北は善光寺木口 静代(長野市)

北は善光寺
木口 静代(長野市)
私の生れ育った家は長野駅から歩いて10分程の所にあった。40余年を経て再びこ
の地に戻って来たが、幼い当時の仏閣型長野駅舎は心の奥に生きている。正面から見
上げると善光寺にも匹敵する大屋根が聳え、真中に丸い大時計があった。私の親戚は
郊外にあり、東京近郊に働きに出る者が多かったが、帰省の折毎長野駅を利用し、そ
の行き来に私の家に立ち寄った。東京みやげが届き、又故郷の心づくしの荷を持って
出発して行った。迎え、送りに幼かった私も駅まで出向いた。何度も大きな時計を見つ
めたものだ。噴水の中に穏やかな笑みをたたえ佇む如是姫像、飛び立つ鳩の群れ、長
野電鉄の倉庫のような駅舎、ガタゴト走る路面電車。そうそうあの角に良く来ていた
サーカス……。
「悪い事をするとサーカスに連れて行かれる」と親に言われた。カーキ色
のシートの下から見える象の足や時折聞こえるライオンの息使い、首から上だけ見える
キリン。
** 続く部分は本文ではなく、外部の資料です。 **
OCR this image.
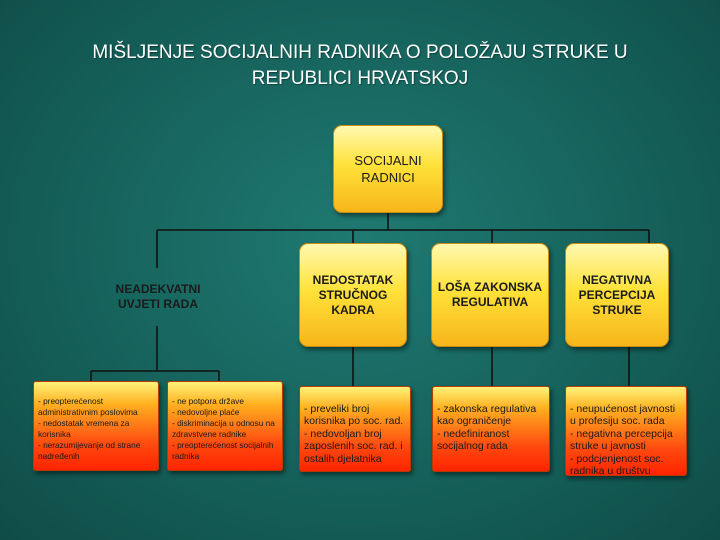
MIŠLJENJE SOCIJALNIH RADNIKA O POLOŽAJU STRUKE U REPUBLICI HRVATSKOJ
SOCIJALNI RADNICI
NEADEKVATNI UVJETI RADA
NEDOSTATAK STRUČNOG KADRA
LOŠA ZAKONSKA REGULATIVA
NEGATIVNA PERCEPCIJA STRUKE

- preopterećenost administrativnim poslovima
- nedostatak vremena za korisnika
- nerazumijevanje od strane nadređenih

- ne potpora države
- nedovoljne plaće
- diskriminacija u odnosu na zdravstvene radnike
- preopterećenost socijalnih radnika

- preveliki broj korisnika po soc. rad.
- nedovoljan broj zaposlenih soc. rad. i ostalih djelatnika

- zakonska regulativa kao ograničenje
- nedefiniranost socijalnog rada

- neupućenost javnosti u profesiju soc. rada
- negativna percepcija struke u javnosti
- podcjenjenost soc. radnika u društvu
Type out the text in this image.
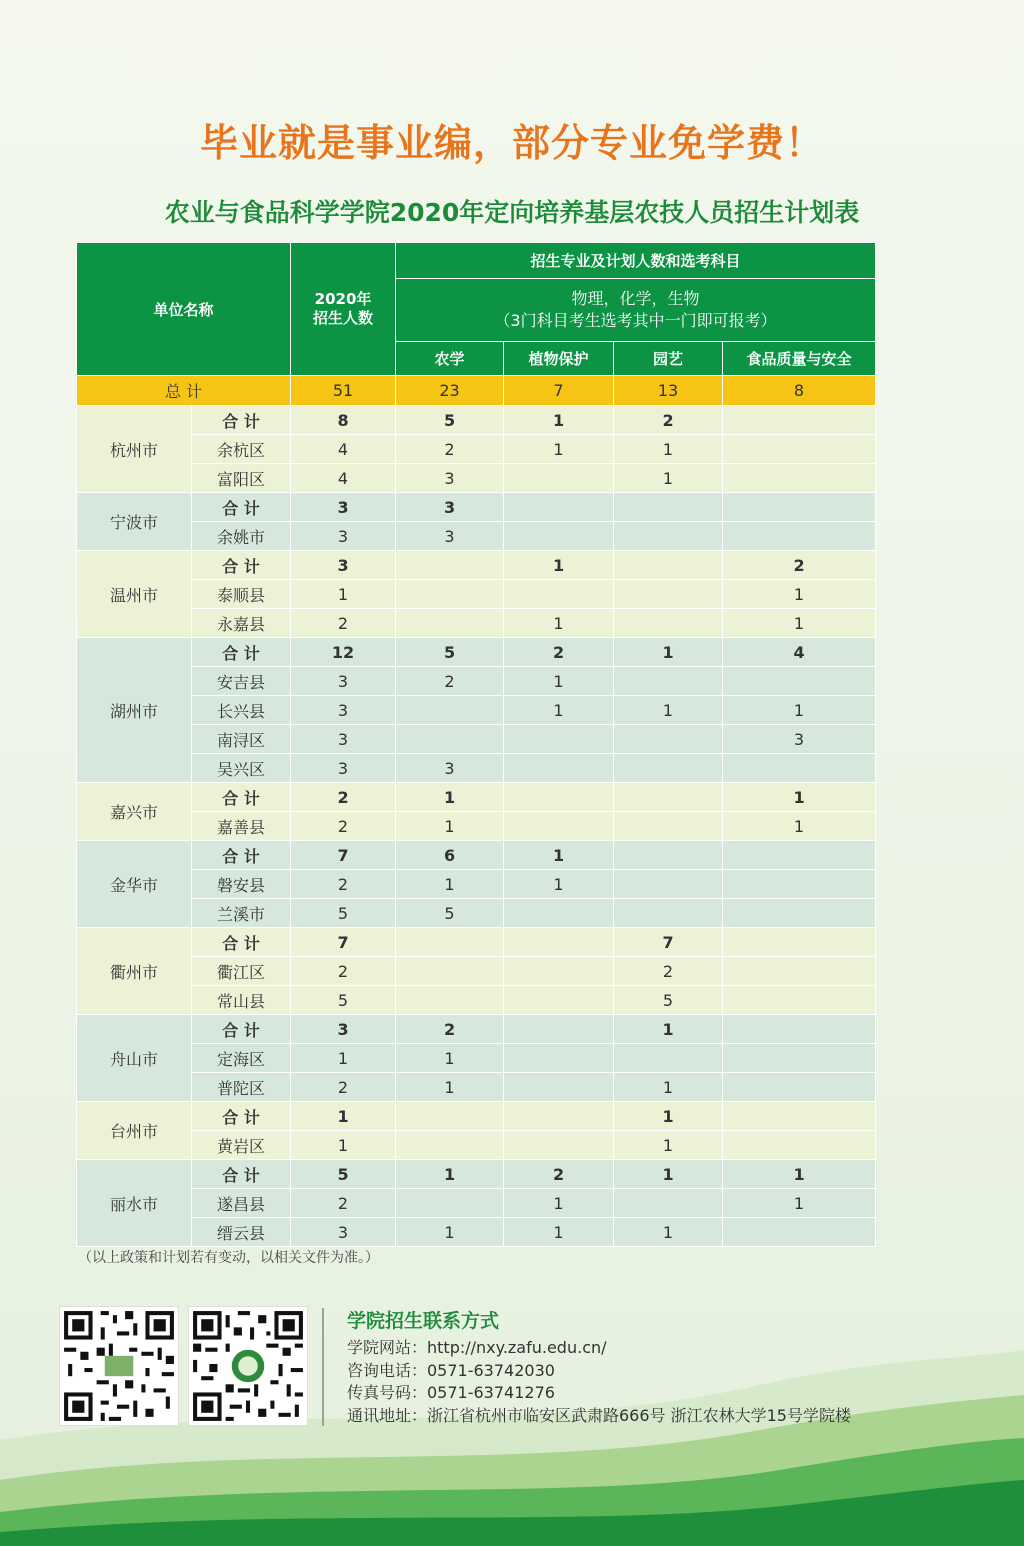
毕业就是事业编，部分专业免学费！
农业与食品科学学院2020年定向培养基层农技人员招生计划表
单位名称		2020年
招生人数	招生专业及计划人数和选考科目			

			物理，化学，生物
（3门科目考生选考其中一门即可报考）			

			农学	植物保护	园艺	食品质量与安全
总 计		51	23	7	13	8
杭州市	合 计	8	5	1	2	
	余杭区	4	2	1	1	
	富阳区	4	3		1	
宁波市	合 计	3	3			
	余姚市	3	3			
温州市	合 计	3		1		2
	泰顺县	1				1
	永嘉县	2		1		1
湖州市	合 计	12	5	2	1	4
	安吉县	3	2	1		
	长兴县	3		1	1	1
	南浔区	3				3
	吴兴区	3	3			
嘉兴市	合 计	2	1			1
	嘉善县	2	1			1
金华市	合 计	7	6	1		
	磐安县	2	1	1		
	兰溪市	5	5			
衢州市	合 计	7			7	
	衢江区	2			2	
	常山县	5			5	
舟山市	合 计	3	2		1	
	定海区	1	1			
	普陀区	2	1		1	
台州市	合 计	1			1	
	黄岩区	1			1	
丽水市	合 计	5	1	2	1	1
	遂昌县	2		1		1
	缙云县	3	1	1	1	
（以上政策和计划若有变动，以相关文件为准。）
学院招生联系方式
学院网站：http://nxy.zafu.edu.cn/
咨询电话：0571-63742030
传真号码：0571-63741276
通讯地址：浙江省杭州市临安区武肃路666号 浙江农林大学15号学院楼
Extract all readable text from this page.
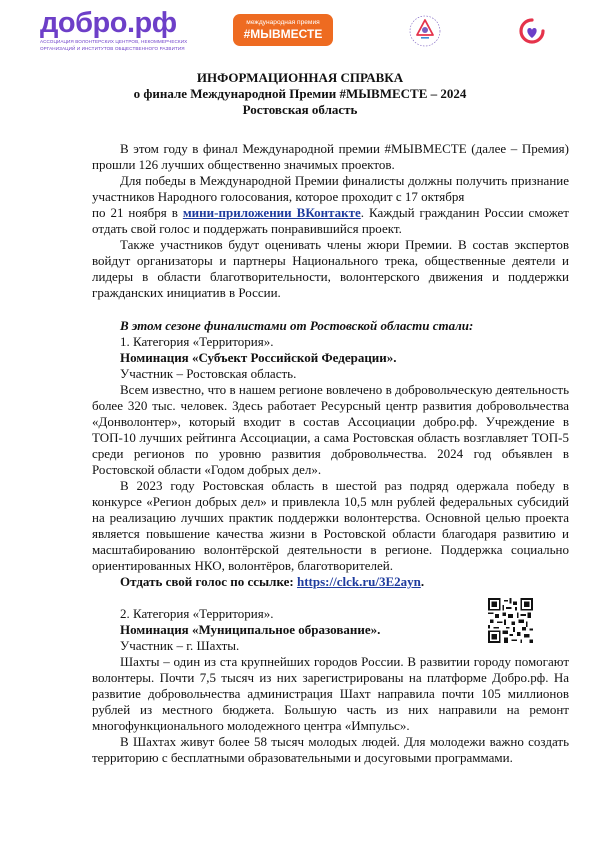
добро.рф
АССОЦИАЦИЯ ВОЛОНТЕРСКИХ ЦЕНТРОВ, НЕКОММЕРЧЕСКИХ
ОРГАНИЗАЦИЙ И ИНСТИТУТОВ ОБЩЕСТВЕННОГО РАЗВИТИЯ
международная премия
#МЫВМЕСТЕ
ИНФОРМАЦИОННАЯ СПРАВКА
о финале Международной Премии #МЫВМЕСТЕ – 2024
Ростовская область

В этом году в финал Международной премии #МЫВМЕСТЕ (далее – Премия) прошли 126 лучших общественно значимых проектов.

Для победы в Международной Премии финалисты должны получить признание участников Народного голосования, которое проходит с 17 октября

по 21 ноября в мини-приложении ВКонтакте. Каждый гражданин России сможет отдать свой голос и поддержать понравившийся проект.

Также участников будут оценивать члены жюри Премии. В состав экспертов войдут организаторы и партнеры Национального трека, общественные деятели и лидеры в области благотворительности, волонтерского движения и поддержки гражданских инициатив в России.

В этом сезоне финалистами от Ростовской области стали:

1. Категория «Территория».

Номинация «Субъект Российской Федерации».

Участник – Ростовская область.

Всем известно, что в нашем регионе вовлечено в добровольческую деятельность более 320 тыс. человек. Здесь работает Ресурсный центр развития добровольчества «Донволонтер», который входит в состав Ассоциации добро.рф. Учреждение в ТОП-10 лучших рейтинга Ассоциации, а сама Ростовская область возглавляет ТОП-5 среди регионов по уровню развития добровольчества. 2024 год объявлен в Ростовской области «Годом добрых дел».

В 2023 году Ростовская область в шестой раз подряд одержала победу в конкурсе «Регион добрых дел» и привлекла 10,5 млн рублей федеральных субсидий на реализацию лучших практик поддержки волонтерства. Основной целью проекта является повышение качества жизни в Ростовской области благодаря развитию и масштабированию волонтёрской деятельности в регионе. Поддержка социально ориентированных НКО, волонтёров, благотворителей.

Отдать свой голос по ссылке: https://clck.ru/3E2ayn.

2. Категория «Территория».

Номинация «Муниципальное образование».

Участник – г. Шахты.

Шахты – один из ста крупнейших городов России. В развитии городу помогают волонтеры. Почти 7,5 тысяч из них зарегистрированы на платформе Добро.рф. На развитие добровольчества администрация Шахт направила почти 105 миллионов рублей из местного бюджета. Большую часть из них направили на ремонт многофункционального молодежного центра «Импульс».

В Шахтах живут более 58 тысяч молодых людей. Для молодежи важно создать территорию с бесплатными образовательными и досуговыми программами.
珍らしい物見たさに、叱られても叱られても覗きに行ったっけ。彼等の糞尿の匂
いと共に思い出が甦る。駅前から表参道の基点である末広町まで、旅館、みやげ店な
ど立ち並び、中でも中島会館は都会風な店構えで、駅弁や様々なみやげが売られて観
光客で大層賑っていた。当時めずらしいマッチ箱風のパッケージのアイスクリームがお
いしかった。左角に石造りの小さな交番があった。ここから右手に善光寺まで一直線。
物覚えがついてから
〝北は善光寺〟
と教えられ、北の方角を覚えた。この界隈に住む者
たちにとって善光寺と長野駅とを結ぶここ一帯は聖地であり、その空気を吸っているだ
けでプライドを持てた。私は現在善光寺とは少々西にずれて住んでいるが、生きている
限り私にとって
〝北、北、北は善光寺〟
は思い出と共に息づいていくに違いない。